Avapritinib has been evaluated in the open-label, dose-escalation/dose-expansion phase I NAVIGATOR (NCT02508532) trial, which explored the clinical activity of avapritinib at the recommended phase II dose of 300 mg once daily and the maximum-tolerated dose of 400 mg daily in patients with GIST who had PDGFRA exon 18 mutations (n = 43) or in in the fourth-line setting (n = 121).
Patients must have had metastatic GIST following ≥2 prior lines of TKI therapy and had a mutation in KIT or PDGFRA to be eligible for enrollment. The median ages in the PDGFRA exon 18—mutant and fourth-line cohort were 64 years and 59 years, respectively. Twenty-nine percent and 70% of patients were male in the PDGFRA exon 18—mutant and fourth-line groups, respectively.
In the PDGFRA exon 18—mutant cohort, 67.4% of patients were white, 88.4% of patients harbored a PDGFRA D842V mutation, and the median number of prior therapies was 1. A total of 97.7% of patients had metastatic disease, 46.5% of patients had a target lesion ≤5 cm, and 86.0% of patients had prior surgical resection. Patients had an ECOG performance status of 0 (32.6%), 1 (60.5%), or 2 (7.0%).
In the fourth-line cohort, 71.1% of patient were white, 90.9% of patients had a KIT mutation, the number of prior therapies was 4, and 98.3% of patients had metastatic disease. A total of 47.1% of patients had a largest target lesion of >5 cm to ≤10 cm, and 88.4% of patients had surgical resection. Moreover, 32.2% of patients had an ECOG performance status of 0, compared with 64.5% who had a status­ of 1, and 3.3% of whom had a status of 2.
The key endpoints were overall response rate (ORR), duration of response (DOR), and safety.
As of the data cutoff date of November 16, 2018, most patients were able to remain on treatment with dose modifications when needed. The relative dose intensity was 86% at 300 mg daily and 73% at 400 mg daily.
In the PDGFRA exon 18—mutant cohort, results showed that the ORR was 86.0% (95% CI, 72.1-94.7); this included 3 complete responses (CRs), 34 partial responses (PRs), and 1 patient with stable disease (SD). The clinical benefit rate (CBR) was 95.3%, while the median DOR (95% CI, 11.5–NE) and median progression-free survival (PFS) was not estimated (NE; 95% CI, 13.4–NE). As of the data cutoff date, which was at a median follow-up of 10.9 months, 78% of patients in this cohort were still in response.
In the fourth-line cohort, data showed that the ORR was 22% (95% CI, 14.4-30.4), with 1 CR and 23 PRs; 52 patients had SD and 35 patients had progressive disease. The CBR was 41%, the median DOR was 10.2 months (95% CI, 7.2—NE) and the median PFS was 3.7 months (95% CI, 3.4-5.6) at a median follow-up of 10.8 months.

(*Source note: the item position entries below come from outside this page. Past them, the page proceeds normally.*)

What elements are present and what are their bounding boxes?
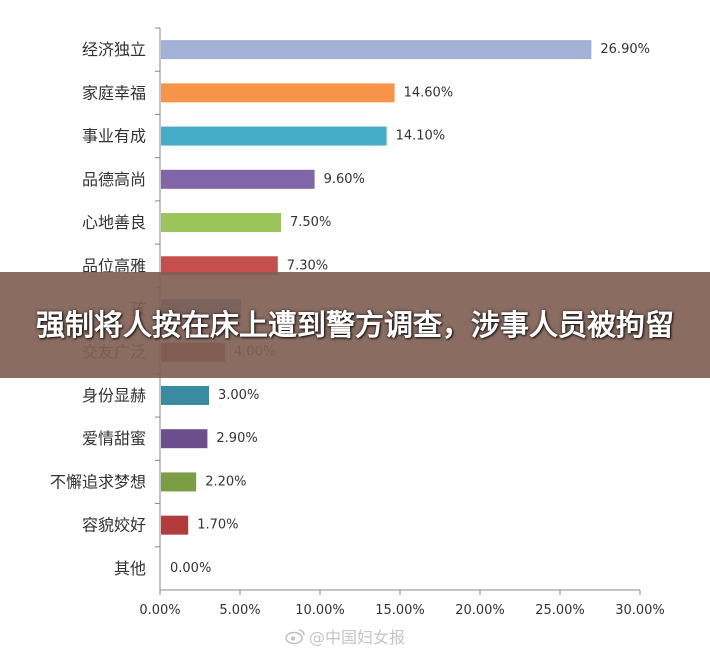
headline-banner: 强制将人按在床上遭到警方调查，涉事人员被拘留 bbox=[0, 272, 710, 378]
bar bbox=[161, 429, 208, 449]
category-label: 经济独立 bbox=[82, 40, 146, 59]
watermark: @中国妇女报 bbox=[285, 624, 405, 648]
x-tick-label: 20.00% bbox=[455, 603, 505, 618]
bar bbox=[161, 256, 278, 276]
category-label: 不懈追求梦想 bbox=[50, 472, 146, 491]
category-label: 心地善良 bbox=[82, 213, 146, 232]
data-label: 26.90% bbox=[600, 42, 650, 57]
data-label: 1.70% bbox=[197, 518, 238, 533]
bar bbox=[161, 169, 315, 189]
bar bbox=[161, 385, 209, 405]
bar bbox=[161, 515, 189, 535]
x-tick-label: 10.00% bbox=[295, 603, 345, 618]
x-tick-label: 5.00% bbox=[219, 603, 260, 618]
x-tick-label: 15.00% bbox=[375, 603, 425, 618]
x-tick-label: 30.00% bbox=[615, 603, 665, 618]
data-label: 14.60% bbox=[404, 85, 454, 100]
category-label: 容貌姣好 bbox=[82, 516, 146, 535]
category-label: 品位高雅 bbox=[82, 256, 146, 275]
bar bbox=[161, 126, 387, 146]
bar bbox=[161, 472, 197, 492]
headline-text: 强制将人按在床上遭到警方调查，涉事人员被拘留 bbox=[35, 308, 674, 342]
bar bbox=[161, 213, 281, 233]
data-label: 14.10% bbox=[396, 129, 446, 144]
category-label: 品德高尚 bbox=[82, 170, 146, 189]
x-tick-label: 0.00% bbox=[139, 603, 180, 618]
data-label: 2.20% bbox=[205, 474, 246, 489]
category-label: 事业有成 bbox=[82, 127, 146, 146]
weibo-icon bbox=[285, 629, 305, 644]
data-label: 7.30% bbox=[287, 258, 328, 273]
bar bbox=[161, 83, 395, 103]
data-label: 7.50% bbox=[290, 215, 331, 230]
category-label: 其他 bbox=[114, 559, 146, 578]
data-label: 0.00% bbox=[170, 561, 211, 576]
category-label: 爱情甜蜜 bbox=[82, 429, 146, 448]
category-label: 身份显赫 bbox=[82, 386, 146, 405]
data-label: 9.60% bbox=[324, 172, 365, 187]
x-tick-label: 25.00% bbox=[535, 603, 585, 618]
watermark-text: @中国妇女报 bbox=[309, 628, 406, 647]
bar bbox=[161, 40, 592, 60]
category-label: 家庭幸福 bbox=[82, 83, 146, 102]
data-label: 2.90% bbox=[216, 431, 257, 446]
data-label: 3.00% bbox=[218, 388, 259, 403]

Regarding safety, most adverse events (AEs) were mostly grade 1/2, with a higher incidence of commonly reported AEs in the 400-mg cohort versus the 300-mg group. Grade ≥3 treatment-related AEs included anemia (33%), fatigue (13%), cognitive effects (8%), increase in blood bilirubin (8%), and diarrhea (6%). No treatment-related grade 5 AEs were reported.

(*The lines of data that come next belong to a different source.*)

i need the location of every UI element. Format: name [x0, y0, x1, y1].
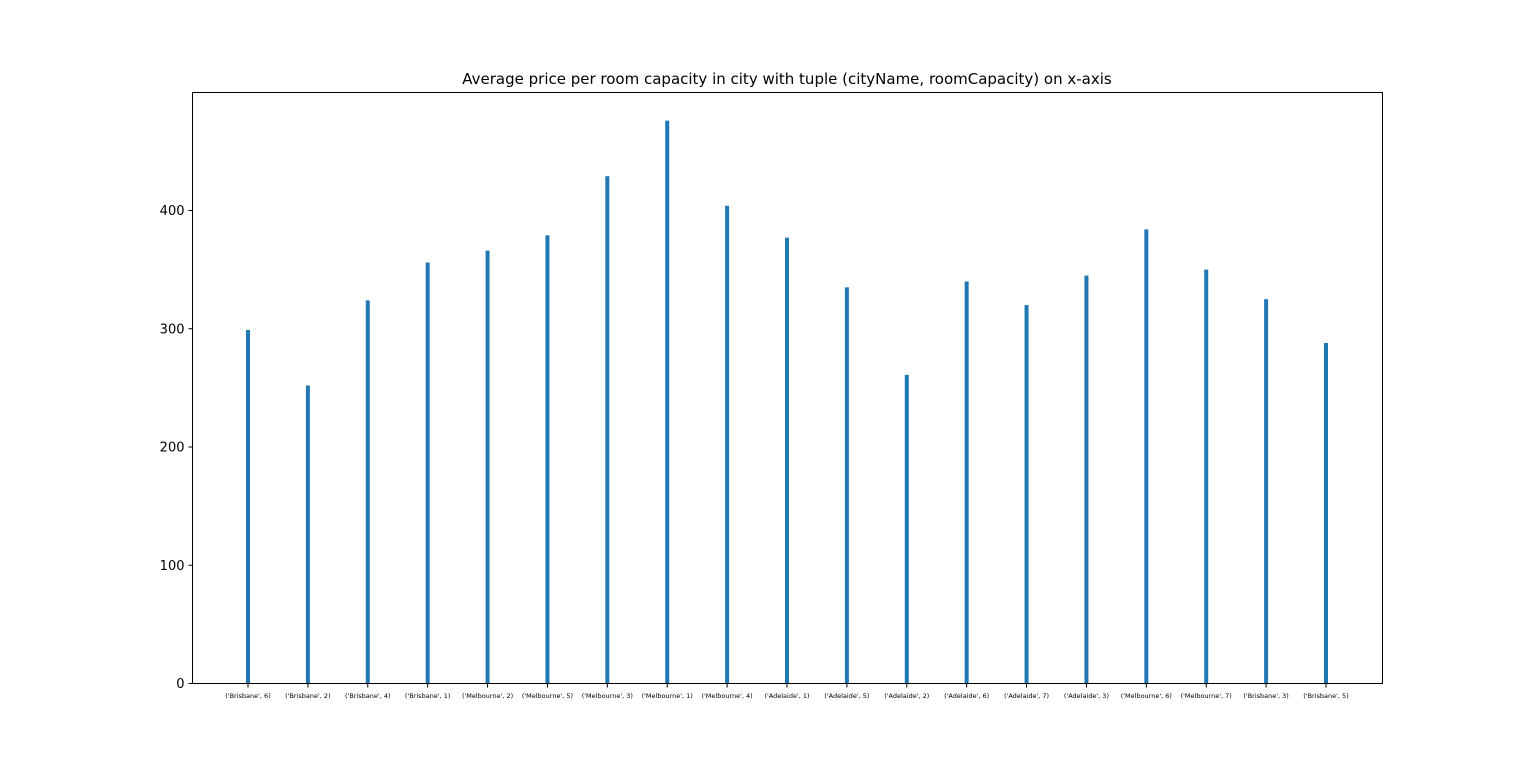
chart-title: Average price per room capacity in city …	[462, 70, 1112, 88]
bar	[904, 374, 909, 684]
x-tick-label: ('Brisbane', 5)	[1303, 692, 1348, 700]
x-axis: ('Brisbane', 6) ('Brisbane', 2) ('Brisbane…	[225, 683, 1349, 700]
x-tick-label: ('Melbourne', 4)	[701, 692, 752, 700]
y-tick-label: 400	[160, 204, 185, 219]
x-tick-label: ('Brisbane', 2)	[285, 692, 330, 700]
bar	[305, 385, 310, 684]
bar	[725, 205, 730, 684]
y-tick-label: 300	[160, 322, 185, 337]
bar	[485, 250, 490, 684]
bar	[605, 176, 610, 684]
x-tick-label: ('Brisbane', 6)	[225, 692, 270, 700]
x-tick-label: ('Brisbane', 1)	[405, 692, 450, 700]
y-tick-label: 200	[160, 441, 185, 456]
bar	[665, 120, 670, 684]
x-tick-label: ('Adelaide', 6)	[944, 692, 989, 700]
x-tick-label: ('Adelaide', 3)	[1064, 692, 1109, 700]
y-tick-label: 0	[176, 677, 184, 692]
x-tick-label: ('Melbourne', 6)	[1121, 692, 1172, 700]
x-tick-label: ('Melbourne', 2)	[462, 692, 513, 700]
bar	[365, 300, 370, 684]
bar	[1144, 229, 1149, 684]
x-tick-label: ('Melbourne', 3)	[582, 692, 633, 700]
x-tick-label: ('Melbourne', 1)	[642, 692, 693, 700]
bar	[785, 237, 789, 684]
x-tick-label: ('Adelaide', 7)	[1004, 692, 1049, 700]
bar	[1084, 275, 1089, 684]
x-tick-label: ('Brisbane', 3)	[1243, 692, 1288, 700]
bar	[425, 262, 430, 684]
bar	[545, 235, 550, 684]
x-tick-label: ('Brisbane', 4)	[345, 692, 390, 700]
x-tick-label: ('Melbourne', 7)	[1181, 692, 1232, 700]
x-tick-label: ('Melbourne', 5)	[522, 692, 573, 700]
bar	[964, 281, 969, 684]
x-tick-label: ('Adelaide', 2)	[884, 692, 929, 700]
bar	[844, 287, 849, 684]
bar	[1324, 342, 1328, 684]
x-tick-label: ('Adelaide', 5)	[824, 692, 869, 700]
x-tick-label: ('Adelaide', 1)	[764, 692, 809, 700]
bar	[246, 329, 250, 684]
bars-layer	[246, 120, 1328, 684]
y-tick-label: 100	[160, 559, 185, 574]
y-axis: 0 100 200 300 400	[160, 204, 193, 692]
bar	[1024, 305, 1029, 684]
bar	[1204, 269, 1209, 684]
bar	[1264, 299, 1269, 684]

Moreover, 8.3% of patients discontinued avapritinib for a treatment-related toxicity overall, but 2.0% of patients discontinued therapy due to cognitive effects.
Enrollment for a second-line cohort in NAVIGATOR is complete, and an analysis is pending.

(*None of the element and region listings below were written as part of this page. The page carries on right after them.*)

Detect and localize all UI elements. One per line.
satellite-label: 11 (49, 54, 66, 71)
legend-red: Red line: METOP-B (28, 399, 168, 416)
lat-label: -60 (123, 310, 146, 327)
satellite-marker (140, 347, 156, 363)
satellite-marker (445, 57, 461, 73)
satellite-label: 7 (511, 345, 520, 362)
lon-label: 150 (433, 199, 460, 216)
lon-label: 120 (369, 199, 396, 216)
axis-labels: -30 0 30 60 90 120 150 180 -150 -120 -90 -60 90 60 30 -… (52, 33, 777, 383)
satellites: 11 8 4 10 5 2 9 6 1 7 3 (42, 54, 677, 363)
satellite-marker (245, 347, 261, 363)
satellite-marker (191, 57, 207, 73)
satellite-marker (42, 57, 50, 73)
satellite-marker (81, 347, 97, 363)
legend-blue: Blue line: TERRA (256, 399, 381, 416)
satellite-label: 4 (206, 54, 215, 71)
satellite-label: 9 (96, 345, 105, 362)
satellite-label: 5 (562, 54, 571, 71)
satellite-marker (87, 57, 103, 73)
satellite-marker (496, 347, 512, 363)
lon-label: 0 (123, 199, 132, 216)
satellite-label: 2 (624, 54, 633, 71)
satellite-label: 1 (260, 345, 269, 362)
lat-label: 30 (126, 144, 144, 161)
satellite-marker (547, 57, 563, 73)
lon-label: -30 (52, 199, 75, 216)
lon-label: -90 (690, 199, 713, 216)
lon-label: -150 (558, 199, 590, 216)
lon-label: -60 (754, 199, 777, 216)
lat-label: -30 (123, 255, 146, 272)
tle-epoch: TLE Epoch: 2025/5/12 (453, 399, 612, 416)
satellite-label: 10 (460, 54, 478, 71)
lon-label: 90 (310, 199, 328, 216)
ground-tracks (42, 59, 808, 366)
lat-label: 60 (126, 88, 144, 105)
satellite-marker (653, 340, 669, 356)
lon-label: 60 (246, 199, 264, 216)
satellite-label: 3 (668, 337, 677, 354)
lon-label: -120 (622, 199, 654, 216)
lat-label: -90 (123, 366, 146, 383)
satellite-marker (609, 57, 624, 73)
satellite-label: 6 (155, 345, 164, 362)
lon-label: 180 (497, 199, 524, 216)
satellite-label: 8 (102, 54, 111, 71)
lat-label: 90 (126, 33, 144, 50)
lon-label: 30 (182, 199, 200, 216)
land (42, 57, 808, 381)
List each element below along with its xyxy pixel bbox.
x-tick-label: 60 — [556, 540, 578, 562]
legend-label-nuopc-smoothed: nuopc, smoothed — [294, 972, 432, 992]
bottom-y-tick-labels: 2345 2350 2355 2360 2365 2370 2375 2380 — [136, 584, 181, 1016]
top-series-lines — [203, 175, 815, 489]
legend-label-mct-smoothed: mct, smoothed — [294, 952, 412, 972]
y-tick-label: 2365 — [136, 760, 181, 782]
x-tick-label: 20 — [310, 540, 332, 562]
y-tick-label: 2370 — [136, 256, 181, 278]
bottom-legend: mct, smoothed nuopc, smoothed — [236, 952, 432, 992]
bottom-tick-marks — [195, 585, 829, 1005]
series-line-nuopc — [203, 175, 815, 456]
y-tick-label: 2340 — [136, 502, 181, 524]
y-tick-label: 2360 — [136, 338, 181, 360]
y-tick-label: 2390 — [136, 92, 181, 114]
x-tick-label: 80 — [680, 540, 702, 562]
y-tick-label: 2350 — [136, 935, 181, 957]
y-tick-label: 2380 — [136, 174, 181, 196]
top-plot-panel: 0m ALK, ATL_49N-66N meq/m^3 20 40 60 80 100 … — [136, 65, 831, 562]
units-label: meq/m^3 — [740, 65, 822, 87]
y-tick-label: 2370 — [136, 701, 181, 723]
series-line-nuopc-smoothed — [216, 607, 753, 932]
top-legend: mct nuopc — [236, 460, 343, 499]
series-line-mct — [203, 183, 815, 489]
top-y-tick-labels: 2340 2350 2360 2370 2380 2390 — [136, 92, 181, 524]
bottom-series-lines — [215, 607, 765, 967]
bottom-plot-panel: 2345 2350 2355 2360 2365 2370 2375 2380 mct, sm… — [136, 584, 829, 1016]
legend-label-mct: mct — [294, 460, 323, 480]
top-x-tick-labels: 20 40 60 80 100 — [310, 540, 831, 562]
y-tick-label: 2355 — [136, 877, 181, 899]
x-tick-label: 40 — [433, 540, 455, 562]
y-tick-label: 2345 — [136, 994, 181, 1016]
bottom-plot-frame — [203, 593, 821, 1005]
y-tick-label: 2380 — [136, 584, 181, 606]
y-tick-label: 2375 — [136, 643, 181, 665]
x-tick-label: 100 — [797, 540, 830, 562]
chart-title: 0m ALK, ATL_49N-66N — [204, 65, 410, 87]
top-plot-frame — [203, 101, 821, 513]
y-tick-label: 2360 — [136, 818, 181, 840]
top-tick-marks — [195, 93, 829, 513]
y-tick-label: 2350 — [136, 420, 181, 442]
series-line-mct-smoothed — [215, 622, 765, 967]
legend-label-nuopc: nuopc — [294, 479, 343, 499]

The FDA previously granted a breakthrough therapy designation to avapritinib for the treatment of patients with unresectable or metastatic GIST harboring PDGFRα D842V mutations. Moreover, the European Medicines Agency validated a marketing authorization application for avapritinib in adult patients with PDGFRα D842V mutant GIST, regardless of prior therapy, and in the fourth-line setting of GIST.
The ongoing, international, open-label, randomized phase III VOYAGER trial (NCT03465722) is evaluating the safety and efficacy of avapritinib versus regorafenib (Stivarga) in patients with third- or fourth-line advanced GIST.